An Authentic and Memorable Final Exam

This semester, my intermediate ELLs took their skills to another level with their final exam. I rely heavily on formative assessments throughout the semester, but this group's major summative assessments were all essays. The final essay was a personal narrative, complete with sections for autobiographical info, comparison/ contrast (home culture/ country and the USA), cause and effect (challenges faced and solutions), self-assessment (goals set and steps taken toward achievement), and quoting evidence and information gathered from personal interviews with family members.

Each step of their essay was formatively assessed, through conferences, self-assessment with their rubrics, and subsequent changes made according to the rubric and feedback, so by the time final exam time rolled around, I wanted it to reflect what they had learned in an authentic way.

So, they wrote stories. From the essays they had written, I asked them to pull one challenge out and expand upon it, ending with a lesson they had learned. I told them they were going to create short picture books with their writing, and boy were they reluctant.

Then they learned they would be reading their stories to 1st graders. Once they realized that reading to 1st graders would be "no joke", they got busy. Normally, this crew comes into 1st block class all hyped up from playing soccer before school, and I have to rein them in.

Not anymore. They worked hard writing, revising (!), reading to each other to make sure it made sense, and drawing pictures they thought the kids would like.
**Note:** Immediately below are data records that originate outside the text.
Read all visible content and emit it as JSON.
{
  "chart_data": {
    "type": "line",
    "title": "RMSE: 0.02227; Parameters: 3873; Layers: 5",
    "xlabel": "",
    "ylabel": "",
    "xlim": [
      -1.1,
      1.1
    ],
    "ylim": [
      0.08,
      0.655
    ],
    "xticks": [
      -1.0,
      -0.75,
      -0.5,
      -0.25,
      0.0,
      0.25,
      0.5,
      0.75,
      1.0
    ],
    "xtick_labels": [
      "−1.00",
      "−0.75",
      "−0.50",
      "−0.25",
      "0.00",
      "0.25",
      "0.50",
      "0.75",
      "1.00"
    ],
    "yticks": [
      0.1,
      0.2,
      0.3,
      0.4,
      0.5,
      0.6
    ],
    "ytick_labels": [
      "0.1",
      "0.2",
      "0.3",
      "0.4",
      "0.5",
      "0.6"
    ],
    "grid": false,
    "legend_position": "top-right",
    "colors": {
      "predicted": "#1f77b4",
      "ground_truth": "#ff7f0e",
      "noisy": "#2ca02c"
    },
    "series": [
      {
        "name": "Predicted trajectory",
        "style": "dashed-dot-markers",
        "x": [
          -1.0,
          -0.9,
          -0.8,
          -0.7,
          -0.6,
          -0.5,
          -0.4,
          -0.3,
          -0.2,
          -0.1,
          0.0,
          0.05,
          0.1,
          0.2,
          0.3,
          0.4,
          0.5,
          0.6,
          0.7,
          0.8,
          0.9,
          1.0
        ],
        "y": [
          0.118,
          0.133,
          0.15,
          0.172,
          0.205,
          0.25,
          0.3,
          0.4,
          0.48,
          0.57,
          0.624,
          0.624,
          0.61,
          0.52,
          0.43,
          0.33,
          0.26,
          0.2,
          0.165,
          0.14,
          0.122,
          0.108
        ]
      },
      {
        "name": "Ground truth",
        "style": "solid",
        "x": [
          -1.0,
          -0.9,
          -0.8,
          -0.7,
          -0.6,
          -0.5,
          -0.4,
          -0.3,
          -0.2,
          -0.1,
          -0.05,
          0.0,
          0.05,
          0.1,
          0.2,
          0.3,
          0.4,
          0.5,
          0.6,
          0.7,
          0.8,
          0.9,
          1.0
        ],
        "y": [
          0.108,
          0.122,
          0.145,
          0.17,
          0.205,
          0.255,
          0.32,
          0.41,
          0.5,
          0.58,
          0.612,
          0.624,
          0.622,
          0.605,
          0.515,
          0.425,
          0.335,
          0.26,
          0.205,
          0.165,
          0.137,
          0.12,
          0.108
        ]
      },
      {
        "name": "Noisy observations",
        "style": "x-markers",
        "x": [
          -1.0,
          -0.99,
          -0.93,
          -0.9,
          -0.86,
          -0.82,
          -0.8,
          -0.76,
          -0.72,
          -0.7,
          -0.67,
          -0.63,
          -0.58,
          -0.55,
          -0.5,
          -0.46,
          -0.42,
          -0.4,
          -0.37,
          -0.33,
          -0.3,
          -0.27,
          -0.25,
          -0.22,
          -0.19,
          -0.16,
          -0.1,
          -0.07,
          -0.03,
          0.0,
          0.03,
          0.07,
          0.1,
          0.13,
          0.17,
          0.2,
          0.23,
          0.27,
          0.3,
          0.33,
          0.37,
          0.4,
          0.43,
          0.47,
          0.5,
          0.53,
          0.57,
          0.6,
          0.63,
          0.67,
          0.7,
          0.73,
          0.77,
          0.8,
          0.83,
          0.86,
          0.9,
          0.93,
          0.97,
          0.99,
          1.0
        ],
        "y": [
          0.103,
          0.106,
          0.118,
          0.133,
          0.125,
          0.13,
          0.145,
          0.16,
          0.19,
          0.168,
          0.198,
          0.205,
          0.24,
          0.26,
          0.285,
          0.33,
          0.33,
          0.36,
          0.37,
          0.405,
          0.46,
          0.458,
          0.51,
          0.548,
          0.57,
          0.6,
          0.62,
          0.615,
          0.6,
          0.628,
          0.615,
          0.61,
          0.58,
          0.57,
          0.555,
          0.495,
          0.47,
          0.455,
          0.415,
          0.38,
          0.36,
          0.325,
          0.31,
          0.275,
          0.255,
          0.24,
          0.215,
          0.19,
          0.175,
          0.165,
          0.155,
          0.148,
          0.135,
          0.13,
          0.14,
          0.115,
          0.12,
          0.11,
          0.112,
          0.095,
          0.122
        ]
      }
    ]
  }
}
No other final exam could have told me more about what they'd learned.

But then I saw them in action--witnessing them reading, stopping to ask clarifying questions, and interacting with the younger students showed me yet another side to this group of students who has taught me so much this year.

I plan on scaling it up next year with my next group of language learners, earlier in the semester. My expectations are deliciously high.  (I want to thank Heidi Hayes for her willingness to collaborate!)

Authentic audiences prove to be a powerful motivator--even for my most reluctant learners. The readers learned much about themselves this day! Best final exam ever.

Some were even asked to share their stories with the fifth grade classes--what a thrill that was for them!

So, to all my students, thank you for the many, many things YOU taught me this year, too. Can't wait until August to try it again!